イラク北部、ティグリス川中流部の北東側のザグロス山脈山中(標高 2,000m )に位置する同国最大の油田。
当時のトルコ石油会社(TPC 、1929 年にイラク石油会社 IPC と改称)により掘削されたババドーム 1 号井が 1927 年 10 月 15 日に大暴噴を起こしたのをもって本油田の発見とされる。生産開始は 1934 年。現在の操業会社は国営石油会社 NOC(North Oil Company)。原油は、「キルクーク~ジェイハン・ライン」と呼ばれる 2 本のパイプライン(口径 40 インチと 46 インチ、長さ 1,049km 、送油能力計 170 万バレル/日)でトルコ地中海岸ジェイハンの貯油・出荷基地へ輸送されるが、イラク戦争後、反政府勢力による度重なるテロ攻撃により、このパイプラインはほとんど機能していない。他に「キルクーク~ジェイハン・ライン」の途中からルマイラ油田をへてアラビア湾(ペルシャ湾)側のファオの貯油基地に達する「戦略ライン」(口径 42 インチ、長さ 760km 、送油能力 98 万バレル/日)があるが、湾岸戦争以来、このパイプラインは機能していない可能性が高い。

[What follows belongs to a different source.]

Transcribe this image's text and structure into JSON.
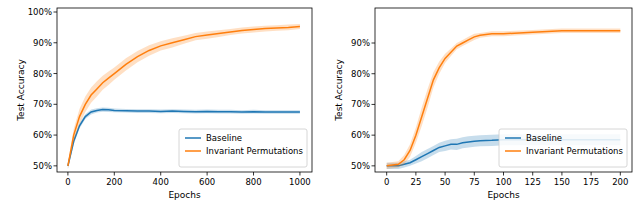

地質区としてはザグロス褶曲帯(前縁盆地)に属し、集油形態は背斜構造、集油面積は 300km2 以上。産油層は第三紀のメイン石灰岩(アスマリ層相当)、白亜紀のシラニシュ層およびカンチュカ層の石灰岩で、深さはそれぞれ 430m 、950m 、1,250m 。究極可採埋蔵量は約 170 億バレルと見積もられている。原油性状は、比重 36 ~ 44°API、イオウ分 1.95 ~ 2.34 %。
産油量は 1979 年に 142 万バレル/日台のピークを記録した。イラク戦争開始( 2003 年 3 月)後の産油量は、パイプラインの長期送油停止の影響で 50 万バレル/日を下回るレベルに落ち込んでいると見られる。